The plaintiff was accidently shot by the defendant John Chilelli during a high speed competitive target shooting event at the gun range of the defendant Long Island Practical Shooters, Inc. The plaintiff commenced this action against the defendants to recover damages for the personal injuries he sustained, and he appeals from an order granting Chilelli's motion for summary judgment dismissing the complaint insofar as asserted against him, and granting that branch of the motion of Long Island Practical Shooters, Inc., which was for summary judgment dismissing the complaint insofar as asserted against it, based on the doctrine of primary assumption of the risk. We affirm.
"Under the doctrine of primary assumption of risk, a person who voluntarily participates in a sporting activity generally consents, by his or her participation, to those injury-causing events, conditions, and risks which are inherent in the activity (see Morgan v State of New York, 90 N.Y.2d 471, 484; Turcotte v Fell, 68 N.Y.2d 432, 439). Risks inherent in a sporting activity are those which are known, apparent, natural, or reasonably foreseeable consequences of the participation (see Morgan v State of New York, 90 N.Y.2d at 484; Turcotte v Fell, 68 N.Y.2d at 439).

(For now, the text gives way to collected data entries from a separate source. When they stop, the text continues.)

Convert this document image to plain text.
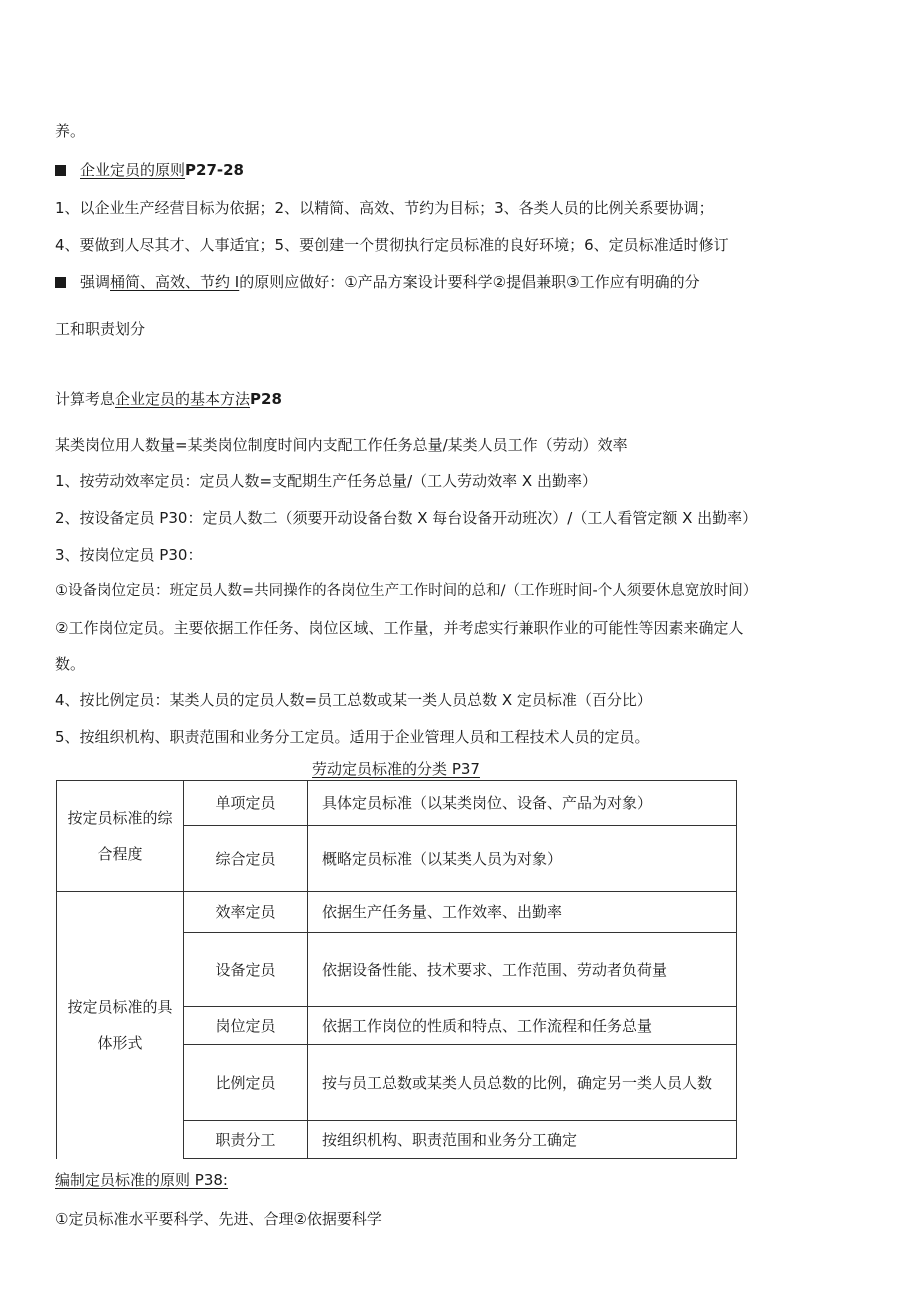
养。
企业定员的原则P27-28
1、以企业生产经营目标为依据；2、以精简、高效、节约为目标；3、各类人员的比例关系要协调；
4、要做到人尽其才、人事适宜；5、要创建一个贯彻执行定员标准的良好环境；6、定员标准适时修订
强调桶简、高效、节约 I的原则应做好：①产品方案设计要科学②提倡兼职③工作应有明确的分
工和职责划分
计算考息企业定员的基本方法P28
某类岗位用人数量=某类岗位制度时间内支配工作任务总量/某类人员工作（劳动）效率
1、按劳动效率定员：定员人数=支配期生产任务总量/（工人劳动效率 X 出勤率）
2、按设备定员 P30：定员人数二（须要开动设备台数 X 每台设备开动班次）/（工人看管定额 X 出勤率）
3、按岗位定员 P30：
①设备岗位定员：班定员人数=共同操作的各岗位生产工作时间的总和/（工作班时间-个人须要休息宽放时间）
②工作岗位定员。主要依据工作任务、岗位区域、工作量，并考虑实行兼职作业的可能性等因素来确定人
数。
4、按比例定员：某类人员的定员人数=员工总数或某一类人员总数 X 定员标准（百分比）
5、按组织机构、职责范围和业务分工定员。适用于企业管理人员和工程技术人员的定员。
劳动定员标准的分类 P37
按定员标准的综合程度	单项定员	具体定员标准（以某类岗位、设备、产品为对象）
	综合定员	概略定员标准（以某类人员为对象）
按定员标准的具体形式	效率定员	依据生产任务量、工作效率、出勤率
	设备定员	依据设备性能、技术要求、工作范围、劳动者负荷量
	岗位定员	依据工作岗位的性质和特点、工作流程和任务总量
	比例定员	按与员工总数或某类人员总数的比例，确定另一类人员人数
	职责分工	按组织机构、职责范围和业务分工确定
编制定员标准的原则 P38:
①定员标准水平要科学、先进、合理②依据要科学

Because determining the existence and scope of a duty of care requires 'an examination of plaintiff's reasonable expectations of the care owed him [or her] by others' (Turcotte v Fell, 68 N.Y.2d at 437), the plaintiff's consent does not merely furnish the defendant with a defense; it eliminates the duty of care that would otherwise exist. Accordingly, when a plaintiff assumes the risk of participating in a sporting event, 'the defendant is relieved of legal duty to the plaintiff; and being under no duty, he [or she] cannot be charged with negligence' (id. at 438, quoting Prosser and Keeton, Torts § 68, at 480-481 [5th ed.])" (Cotty v Town of Southampton, 64 A.D.3d 251, 253-254).
"[A]lthough the assumption of risk to be implied from participation in a sport with awareness of the risk is generally a question of fact for a jury... dismissal of a complaint as a matter of law is warranted when on the evidentiary materials before the court no fact issue remains for decision by the trier of fact" (Maddox v City of New York, 66 N.Y.2d 270, 279 [citation omitted]).

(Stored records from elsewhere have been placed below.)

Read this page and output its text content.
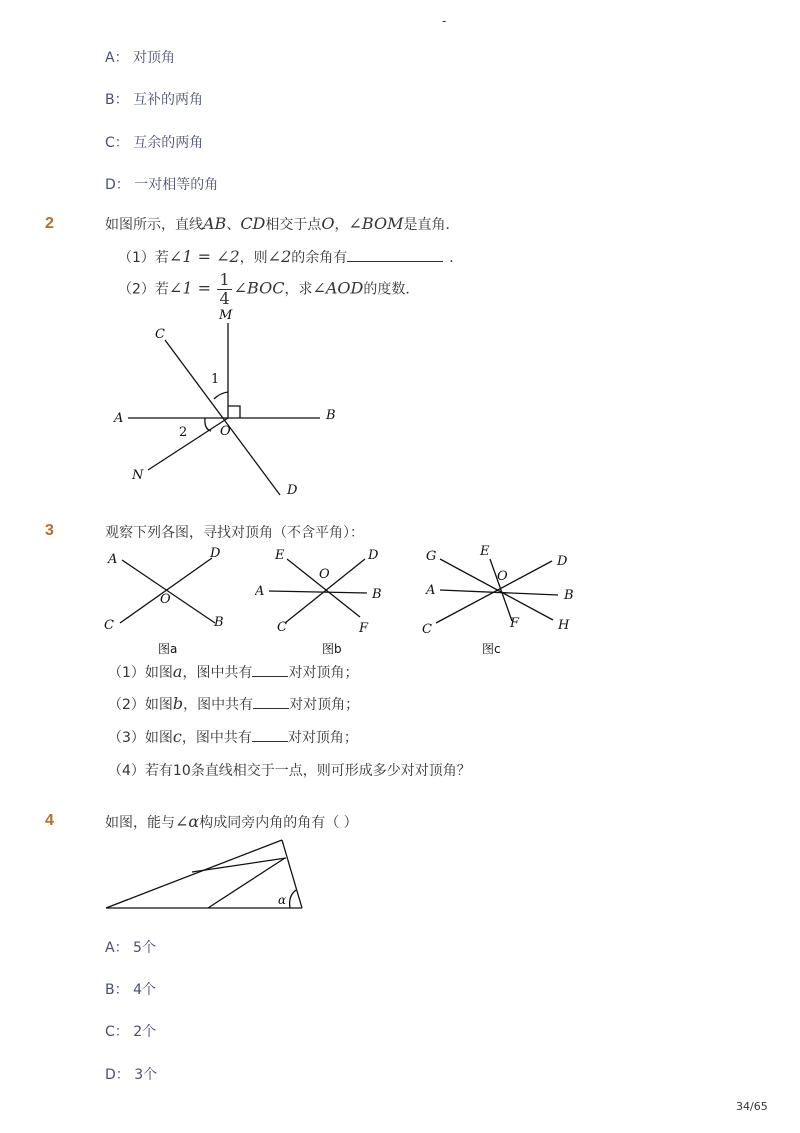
-
A： 对顶角
B： 互补的两角
C： 互余的两角
D： 一对相等的角
2	如图所示，直线AB、CD相交于点O，∠BOM是直角．
（1）若∠1 = ∠2，则∠2的余角有	．
（2）若∠1 = $\frac{1}{4}$ ∠BOC，求∠AOD的度数．
M
C
A	B
O
N
D
1
2
3	观察下列各图，寻找对顶角（不含平角）：
A	D
O
C	B
图a
E	D
O
A	B
C	F
图b
G	E
D
O
A	B
C	F	H
图c
（1）如图a，图中共有	对对顶角；
（2）如图b，图中共有	对对顶角；
（3）如图c，图中共有	对对顶角；
（4）若有10条直线相交于一点，则可形成多少对对顶角？
4	如图，能与∠α构成同旁内角的角有（ ）
α
A： 5个
B： 4个
C： 2个
D： 3个
34/65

The defendants made a prima facie showing of their entitlement to judgment as a matter of law based on the doctrine of primary assumption of the risk, by establishing that the plaintiff assumed the risk of being shot by an accidently discharged firearm during a high speed target shooting competition, which was a risk inherent to that sport (see Bukowski v Clarkson Univ., 19 N.Y.3d 353, 356). Moreover, the record established that the plaintiff, who had extensive firearms experience and had participated in many shooting competitions both as a competitor and as a range officer, was aware of the potential for injury as a result of being accidently shot during the competition (see Berrin v Incorporated Vil. of Babylon, 186 A.D.3d 1598, 1600).
In opposition, the plaintiff failed to raise a triable issue of fact (see Koubek v Denis, 21 A.D.3d 453).
CHAMBERS, J.P., MILLER, BARROS and CHRISTOPHER, JJ., concur.